The role of Kupffer cell activation and viral gene expression in early liver toxicity after infusion of recombinant adenovirus vectors.

Abstract

Systemic application of first-generation adenovirus induces pathogenic effects in the liver. To begin unraveling the mechanisms underlying early liver toxicity after adenovirus infusion, particularly the role of macrophage activation and expression of viral genes in transduced target cells, first-generation adenovirus or adenovirus vectors that lacked most early and late gene expression were administered to C3H/HeJ mice after transient depletion of Kupffer cells by gadolinium chloride treatment. Activation of NF-kappaB, and the serum levels of the proinflammatory cytokines tumor necrosis factor (TNF) and interleukin-6 (IL-6) were studied in correlation with liver damage, apoptosis, and hepatocellular DNA synthesis. While Kupffer cell depletion nearly eliminated adenovirus-induced TNF release, it resulted in a more robust IL-6 release. These responses were greatly reduced in animals receiving the deleted adenovirus.
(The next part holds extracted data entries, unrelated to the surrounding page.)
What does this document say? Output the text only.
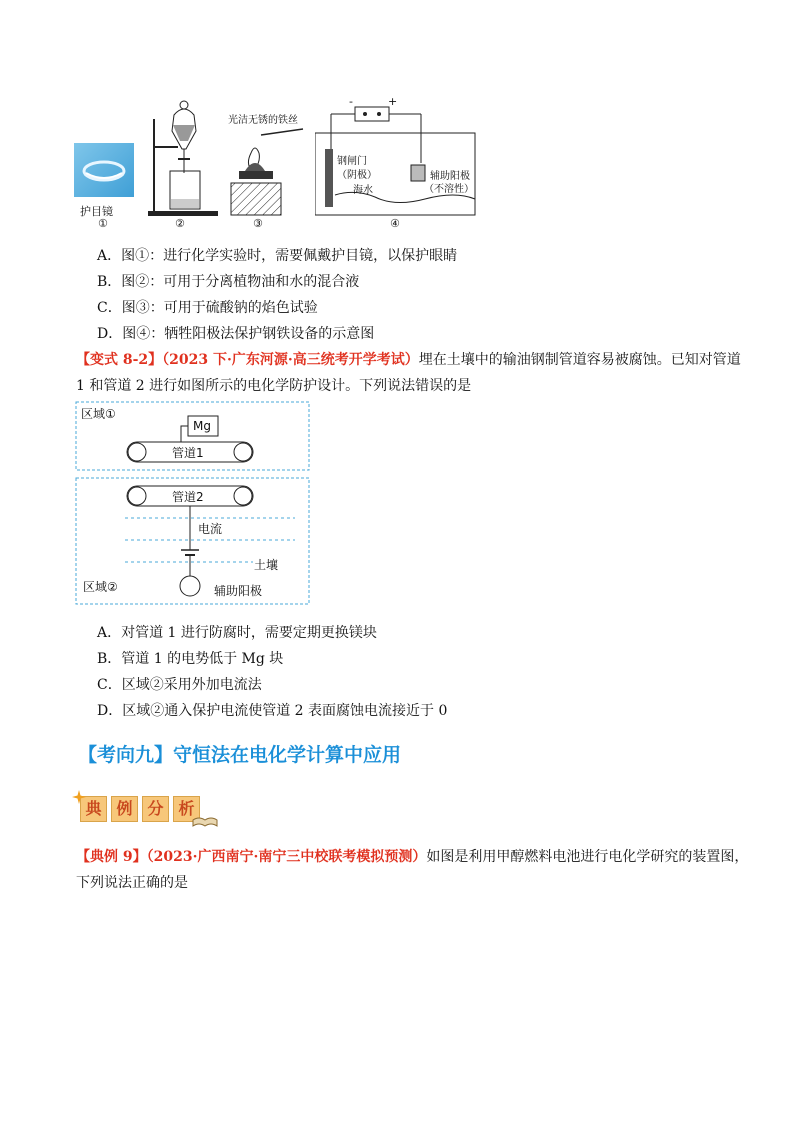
护目镜
①	②
光洁无锈的铁丝
③
-	+
钢闸门
（阴极）
海水
辅助阳极
（不溶性）
④
A．图①：进行化学实验时，需要佩戴护目镜，以保护眼睛
B．图②：可用于分离植物油和水的混合液
C．图③：可用于硫酸钠的焰色试验
D．图④：牺牲阳极法保护钢铁设备的示意图
【变式 8-2】（2023 下·广东河源·高三统考开学考试）埋在土壤中的输油钢制管道容易被腐蚀。已知对管道
1 和管道 2 进行如图所示的电化学防护设计。下列说法错误的是
区域①
Mg
管道1
管道2
电流
土壤
区域②	辅助阳极
A．对管道 1 进行防腐时，需要定期更换镁块
B．管道 1 的电势低于 Mg 块
C．区域②采用外加电流法
D．区域②通入保护电流使管道 2 表面腐蚀电流接近于 0
【考向九】守恒法在电化学计算中应用
典 例 分 析
【典例 9】（2023·广西南宁·南宁三中校联考模拟预测）如图是利用甲醇燃料电池进行电化学研究的装置图，
下列说法正确的是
Although there were quantitative differences, NF-kappaB activation was observed within minutes of first-generation or deleted adenovirus vector administration regardless of the status of the Kupffer cells, suggesting that the induction is related to a direct effect of the virus particle on the hepatocyte. Early liver toxicity as determined by serum glutamic-pyruvic transaminase elevation and inflammatory cell infiltrates appeared to be dependent on adenovirus-mediated early gene expression and intact Kupffer cell function. Kupffer cell depletion had little effect on adenovirus-mediated hepatocyte apoptosis but did increase hepatocellular DNA synthesis. Finally, Kupffer cell depletion decreased the persistence of transgene (human alpha1-antitrypsin [hAAT]) expression that was associated with a more pronounced humoral immune response against hAAT. The elucidation of these events occurring after intravenous adenovirus injection will be important in developing new vectors and transfer techniques with reduced toxicity.